O sistema de saúde em colapso

Há alguns meses já venho afirmando que a falta de uma gestão competente da crise sanitária iria nos levar a um colapso do sistema de saúde, público e privado.

Ontem chegamos a quase 4000 mortos em 24 horas; centenas de doentes na fila de espera de um leito de UTI; risco de faltar oxigênio nas unidades hospitalares de todos os níveis, públicas e privadas; falta de insumos e medicamentos essenciais para intubação; falta de médicos intensivistas; falta de enfermeiros e técnicos de enfermagem com experiência em UTI. Enfim, tudo aquilo que o mundo inteiro já vinha experimentando há alguns meses, agora estamos vivendo no Brasil.

O que não podemos admitir é a ineficiência clara, para não dizer verdadeira omissão, do ministério da saúde, que preferiu entrar no “jogo ideológico” utilizando as narrativas negacionistas de extremistas que estão no governo, e que em nenhum momento demonstrou sensibilidade, empatia e respeito aos mortos, hoje caminhando para 350 mil, e seus familiares que sofreram a perda e nem puderam velar e sepultar dignamente seus entes queridos.

Falta de competência em todos os escalões do governo federal.
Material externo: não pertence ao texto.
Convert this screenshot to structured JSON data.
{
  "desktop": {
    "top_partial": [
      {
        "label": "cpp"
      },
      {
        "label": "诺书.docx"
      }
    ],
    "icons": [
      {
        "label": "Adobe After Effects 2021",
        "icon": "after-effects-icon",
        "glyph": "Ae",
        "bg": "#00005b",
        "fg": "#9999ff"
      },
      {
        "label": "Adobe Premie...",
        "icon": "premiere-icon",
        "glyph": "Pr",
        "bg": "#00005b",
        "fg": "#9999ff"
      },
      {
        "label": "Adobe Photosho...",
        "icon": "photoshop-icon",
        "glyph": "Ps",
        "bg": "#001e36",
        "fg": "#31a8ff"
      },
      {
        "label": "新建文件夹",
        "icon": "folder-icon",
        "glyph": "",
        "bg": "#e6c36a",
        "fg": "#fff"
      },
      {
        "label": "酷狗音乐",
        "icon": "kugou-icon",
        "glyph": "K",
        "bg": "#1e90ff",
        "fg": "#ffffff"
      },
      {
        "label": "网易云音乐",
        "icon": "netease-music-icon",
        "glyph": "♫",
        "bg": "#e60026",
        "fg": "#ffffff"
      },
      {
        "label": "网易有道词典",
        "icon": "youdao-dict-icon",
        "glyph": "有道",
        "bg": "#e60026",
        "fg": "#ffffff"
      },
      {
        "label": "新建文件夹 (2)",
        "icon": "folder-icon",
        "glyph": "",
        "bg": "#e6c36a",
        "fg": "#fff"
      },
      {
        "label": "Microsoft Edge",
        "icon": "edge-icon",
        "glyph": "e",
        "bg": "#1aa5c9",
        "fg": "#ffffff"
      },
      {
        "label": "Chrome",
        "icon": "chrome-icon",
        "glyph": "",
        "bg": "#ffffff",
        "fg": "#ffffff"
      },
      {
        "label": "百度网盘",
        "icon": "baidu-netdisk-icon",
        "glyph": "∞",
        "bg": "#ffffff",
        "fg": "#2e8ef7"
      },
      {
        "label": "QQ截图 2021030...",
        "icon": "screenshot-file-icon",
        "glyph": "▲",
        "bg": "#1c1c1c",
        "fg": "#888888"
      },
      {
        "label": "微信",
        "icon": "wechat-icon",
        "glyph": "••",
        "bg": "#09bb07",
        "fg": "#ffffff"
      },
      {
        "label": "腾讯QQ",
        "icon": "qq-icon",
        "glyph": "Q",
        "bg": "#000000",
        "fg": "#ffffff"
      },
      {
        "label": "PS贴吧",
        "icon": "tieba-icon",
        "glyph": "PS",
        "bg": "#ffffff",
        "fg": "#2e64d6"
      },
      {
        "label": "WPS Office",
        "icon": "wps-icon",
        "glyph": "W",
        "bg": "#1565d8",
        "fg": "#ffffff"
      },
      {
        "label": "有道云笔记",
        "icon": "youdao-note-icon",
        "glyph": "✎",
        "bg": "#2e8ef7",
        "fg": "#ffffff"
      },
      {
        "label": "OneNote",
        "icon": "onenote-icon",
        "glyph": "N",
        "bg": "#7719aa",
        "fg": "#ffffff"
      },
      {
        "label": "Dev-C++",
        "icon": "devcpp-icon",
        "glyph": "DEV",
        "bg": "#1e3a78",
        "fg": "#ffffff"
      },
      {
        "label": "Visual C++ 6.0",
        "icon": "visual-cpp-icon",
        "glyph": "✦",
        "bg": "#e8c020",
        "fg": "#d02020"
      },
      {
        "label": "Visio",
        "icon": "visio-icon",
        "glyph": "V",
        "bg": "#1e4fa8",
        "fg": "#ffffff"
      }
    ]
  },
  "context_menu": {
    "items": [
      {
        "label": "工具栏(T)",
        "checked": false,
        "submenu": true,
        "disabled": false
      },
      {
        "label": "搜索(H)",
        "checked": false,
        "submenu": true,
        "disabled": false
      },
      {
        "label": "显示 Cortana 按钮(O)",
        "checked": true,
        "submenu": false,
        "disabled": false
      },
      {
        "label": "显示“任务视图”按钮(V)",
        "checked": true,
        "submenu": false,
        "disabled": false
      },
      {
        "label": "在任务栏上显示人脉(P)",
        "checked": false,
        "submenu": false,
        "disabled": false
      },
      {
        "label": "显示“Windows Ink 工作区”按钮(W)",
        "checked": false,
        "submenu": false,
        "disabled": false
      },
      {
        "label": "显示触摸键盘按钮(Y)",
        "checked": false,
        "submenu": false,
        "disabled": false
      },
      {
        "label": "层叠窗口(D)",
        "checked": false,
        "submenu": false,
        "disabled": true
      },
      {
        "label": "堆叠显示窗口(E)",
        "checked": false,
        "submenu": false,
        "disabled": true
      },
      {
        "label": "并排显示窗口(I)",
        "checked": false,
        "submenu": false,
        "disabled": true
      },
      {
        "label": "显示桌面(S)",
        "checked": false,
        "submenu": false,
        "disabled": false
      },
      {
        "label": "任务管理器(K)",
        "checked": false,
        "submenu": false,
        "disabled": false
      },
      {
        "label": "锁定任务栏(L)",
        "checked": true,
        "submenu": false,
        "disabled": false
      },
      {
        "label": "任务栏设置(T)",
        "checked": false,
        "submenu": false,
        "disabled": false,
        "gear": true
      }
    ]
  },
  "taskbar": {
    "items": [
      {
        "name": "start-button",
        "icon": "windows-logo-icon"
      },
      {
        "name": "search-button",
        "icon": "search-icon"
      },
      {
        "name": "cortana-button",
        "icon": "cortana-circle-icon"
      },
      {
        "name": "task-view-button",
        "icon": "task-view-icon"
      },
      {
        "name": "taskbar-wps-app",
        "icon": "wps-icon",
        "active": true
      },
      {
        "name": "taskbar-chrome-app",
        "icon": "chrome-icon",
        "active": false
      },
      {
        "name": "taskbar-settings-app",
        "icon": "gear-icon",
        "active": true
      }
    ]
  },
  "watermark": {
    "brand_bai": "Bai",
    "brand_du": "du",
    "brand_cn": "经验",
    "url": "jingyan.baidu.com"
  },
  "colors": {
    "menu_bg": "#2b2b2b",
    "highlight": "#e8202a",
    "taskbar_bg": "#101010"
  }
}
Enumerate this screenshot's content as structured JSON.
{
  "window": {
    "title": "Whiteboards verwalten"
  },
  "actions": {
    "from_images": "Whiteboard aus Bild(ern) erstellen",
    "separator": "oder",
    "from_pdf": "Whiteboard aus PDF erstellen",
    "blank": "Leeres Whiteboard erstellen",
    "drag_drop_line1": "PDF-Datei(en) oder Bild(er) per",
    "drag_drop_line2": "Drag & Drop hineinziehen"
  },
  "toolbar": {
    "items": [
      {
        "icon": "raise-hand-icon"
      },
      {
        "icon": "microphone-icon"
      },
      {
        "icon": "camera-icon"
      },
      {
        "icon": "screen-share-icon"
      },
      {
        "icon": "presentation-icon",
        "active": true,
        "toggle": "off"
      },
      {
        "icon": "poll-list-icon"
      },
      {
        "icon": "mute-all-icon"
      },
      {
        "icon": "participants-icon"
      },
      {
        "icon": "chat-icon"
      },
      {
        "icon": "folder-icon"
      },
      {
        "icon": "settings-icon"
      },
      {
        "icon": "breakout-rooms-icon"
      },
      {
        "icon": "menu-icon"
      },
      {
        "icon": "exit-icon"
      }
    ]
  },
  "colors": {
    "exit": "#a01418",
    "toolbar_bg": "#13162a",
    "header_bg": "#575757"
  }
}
Falta de planejamento. Falta de interesse. Pois o único interesse parece que é desesperadamente as eleições de 2022.

Irresponsabilidade no tocante a economia, que nesse momento sofre com as medidas urgentes e necessárias, mas que devem ser compensadas com ajudas efetivas do governo, e não só “auxílios” que visam mais o eleitorado despossuído e vulnerável, quando também deveria preservar empregos e empresas nesse momento tão difícil no mundo inteiro.

A saúde não pode ser colocada atrás da economia, porque não há economia que sobreviva numa sociedade de falecidos e doentes. Isto é tão verdadeiro que os líderes empresariais e de instituições financeiras importantes já advertiram o próprio governo federal sobre a prioridade: a saúde.

A esperança está na vacinação em massa e na manutenção das medidas preventivas como o uso de máscaras, lavar constantemente as mãos e, em sua falta usar álcool em gel, e evitar aglomerações até o nível de transmissão do coronavírus cair e desafogar o sistema de saúde.

É preciso que a política deixe os especialistas em saúde trabalharem. Chega de político querer prescrever remédios, já reconhecidos pela comunidade científica mundial, que não tem nenhuma eficácia, mas coloca os pacientes em risco de vida. Foram constatados casos de pacientes que tiveram comprometimento do fígado e foi necessário entrar na fila de transplante.

É hora também de a sociedade ser mais responsável. Parar com as aglomerações irresponsáveis e criminosas porque só faz aumentar os casos e as mortes por COVID.

É preciso que os céticos parem de achar que é só uma “gripezinha”, e não desejo que os seus familiares tenham que prantear suas mortes, ou que estes tenham que sepultar seus parentes.